Dealing with Criticism at Work

Posted by: Nigel Girling Post Date: 26th April 2016

Dealing with criticism at work is a challenging area for many leaders, especially ones who are still fairly new to the role. So, how do we normally respond, and how can we change our approach to get the best out of a difficult situation?

The wrong way of dealing with criticism at work

It’s tempting to respond emotionally to criticism or negative feedback. Many people react by defending their action or decision, and seeking to prove the critic wrong.


In the longer term, however, this is rarely helpful, and can indicate to others a degree of immaturity, an unwillingness to change, and an inability to accept the views of others.

Simply telling the other person they are wrong, or reiterating your position, is most likely to create two entrenched positions with little room for common ground. More than anything else, this is likely to damage relationships and create schism. Criticism can sometimes stir up feelings of resentment; if this is the case, take a look at our post on how to be professional with someone you don’t like.

The value of taking criticism on board

The confident leader will seek to understand feedback, accepting that it may be valid (at least from the perspective of the other person), and that it would be wise to reflect on it. The sincerely meant feedback of others is one of the most valuable sources of reflection we have, and is an important part of being mindful of how we and our actions are perceived.

Even if you believe the criticism to be untrue or inaccurate, it is felt to be valid by the critic, and therefore reflects the truth as they see it. Often, the most incisive insights can come from others giving unvarnished feedback on you and how you behave. It is unhelpful to fight against it or defend your position, when you might learn a lot from analysing and reflecting on why they feel that way.

Thinking about the needs of others

Most leaders can stand to learn a lot about taking the needs of others into account, and about behaving in ways that deliver the best overall result for the organisation, not just for them as an individual.

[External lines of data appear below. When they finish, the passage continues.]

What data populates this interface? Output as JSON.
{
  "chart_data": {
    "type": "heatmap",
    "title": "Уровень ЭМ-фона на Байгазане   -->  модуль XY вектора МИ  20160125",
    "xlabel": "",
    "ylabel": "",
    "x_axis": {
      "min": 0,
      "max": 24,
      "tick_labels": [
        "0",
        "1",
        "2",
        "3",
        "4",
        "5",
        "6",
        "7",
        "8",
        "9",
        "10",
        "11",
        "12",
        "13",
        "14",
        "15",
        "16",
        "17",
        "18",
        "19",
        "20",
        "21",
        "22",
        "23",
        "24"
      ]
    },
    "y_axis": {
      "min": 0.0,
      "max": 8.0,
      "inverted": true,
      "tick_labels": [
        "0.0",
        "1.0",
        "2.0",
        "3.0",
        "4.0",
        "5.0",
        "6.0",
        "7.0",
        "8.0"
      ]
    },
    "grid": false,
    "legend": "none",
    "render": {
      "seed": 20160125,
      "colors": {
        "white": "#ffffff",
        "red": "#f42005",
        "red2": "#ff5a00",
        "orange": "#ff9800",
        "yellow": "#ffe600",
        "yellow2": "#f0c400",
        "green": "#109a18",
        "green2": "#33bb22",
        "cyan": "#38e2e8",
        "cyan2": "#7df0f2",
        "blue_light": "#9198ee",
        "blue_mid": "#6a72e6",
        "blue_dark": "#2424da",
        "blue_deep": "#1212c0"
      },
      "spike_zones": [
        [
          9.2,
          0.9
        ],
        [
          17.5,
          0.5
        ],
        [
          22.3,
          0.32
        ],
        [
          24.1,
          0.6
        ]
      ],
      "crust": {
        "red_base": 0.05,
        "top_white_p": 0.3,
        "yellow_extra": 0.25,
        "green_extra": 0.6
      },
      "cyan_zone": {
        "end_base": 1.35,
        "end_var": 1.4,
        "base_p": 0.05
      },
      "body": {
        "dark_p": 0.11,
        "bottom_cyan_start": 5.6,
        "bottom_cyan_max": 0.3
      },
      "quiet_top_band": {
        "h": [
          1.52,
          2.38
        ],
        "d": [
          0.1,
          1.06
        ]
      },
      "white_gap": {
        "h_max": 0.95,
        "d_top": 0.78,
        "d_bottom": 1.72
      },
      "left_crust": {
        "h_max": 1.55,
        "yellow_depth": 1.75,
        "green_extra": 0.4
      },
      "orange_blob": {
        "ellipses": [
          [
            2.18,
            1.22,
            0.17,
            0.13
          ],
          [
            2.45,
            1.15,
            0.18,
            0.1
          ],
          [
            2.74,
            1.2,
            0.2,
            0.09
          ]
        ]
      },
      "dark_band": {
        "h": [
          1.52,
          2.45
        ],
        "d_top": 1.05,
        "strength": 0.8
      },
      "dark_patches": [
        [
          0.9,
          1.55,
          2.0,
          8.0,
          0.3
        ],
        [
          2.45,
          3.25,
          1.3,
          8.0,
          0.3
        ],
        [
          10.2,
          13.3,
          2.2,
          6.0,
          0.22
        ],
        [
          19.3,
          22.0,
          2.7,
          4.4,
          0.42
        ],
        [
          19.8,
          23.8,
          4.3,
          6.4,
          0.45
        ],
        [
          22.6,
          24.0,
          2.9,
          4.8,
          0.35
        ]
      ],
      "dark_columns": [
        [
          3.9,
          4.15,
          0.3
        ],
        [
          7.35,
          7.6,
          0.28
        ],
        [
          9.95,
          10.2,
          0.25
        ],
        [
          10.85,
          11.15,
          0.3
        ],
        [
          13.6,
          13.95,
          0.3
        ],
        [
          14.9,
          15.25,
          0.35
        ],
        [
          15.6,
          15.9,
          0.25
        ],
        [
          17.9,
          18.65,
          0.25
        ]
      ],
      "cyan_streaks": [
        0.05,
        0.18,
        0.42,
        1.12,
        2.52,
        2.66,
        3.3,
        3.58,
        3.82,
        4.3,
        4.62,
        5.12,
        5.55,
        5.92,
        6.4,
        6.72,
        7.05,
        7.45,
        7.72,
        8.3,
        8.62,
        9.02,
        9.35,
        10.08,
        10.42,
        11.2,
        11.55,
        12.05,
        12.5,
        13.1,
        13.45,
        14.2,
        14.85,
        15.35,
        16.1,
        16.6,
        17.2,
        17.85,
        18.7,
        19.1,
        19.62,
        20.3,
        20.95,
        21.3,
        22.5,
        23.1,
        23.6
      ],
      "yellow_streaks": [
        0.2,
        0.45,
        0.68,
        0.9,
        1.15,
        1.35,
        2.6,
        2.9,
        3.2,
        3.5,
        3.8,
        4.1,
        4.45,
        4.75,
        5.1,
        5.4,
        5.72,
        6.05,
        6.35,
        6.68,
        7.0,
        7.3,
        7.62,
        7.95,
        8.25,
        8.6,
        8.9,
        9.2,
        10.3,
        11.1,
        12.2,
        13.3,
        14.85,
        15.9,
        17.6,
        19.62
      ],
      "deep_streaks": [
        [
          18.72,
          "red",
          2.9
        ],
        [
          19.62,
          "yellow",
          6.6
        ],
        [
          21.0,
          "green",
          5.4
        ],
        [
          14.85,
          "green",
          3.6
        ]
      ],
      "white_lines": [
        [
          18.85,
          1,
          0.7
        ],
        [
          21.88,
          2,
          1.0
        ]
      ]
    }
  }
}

Listening to feedback is a great way to start doing this, and one of the best immediate actions to take when receiving negative feedback is to seek more information. The responses “that’s interesting, can you tell me more about why you think that?” or “I hear what you are saying: tell me more so I can understand” are typically very effective in gaining insight into the perspective of others, and perhaps also in helping you to modify your approach to get a better result in future.

These responses indicate a willingness to learn, an enthusiasm for improvement, and a desire to meet the needs of others: all valuable attributes for a leader, and responses that will typically build and improve relationships.

In our professional leadership and management programmes, we emphasise the need for leaders to know themselves, know how they impact on others, and learn how to adapt their natural behaviour and style to achieve a better outcome for the greater good. This is a key aspect of engaging leadership, and an advanced skill for the contemporary leader that is well worth practising.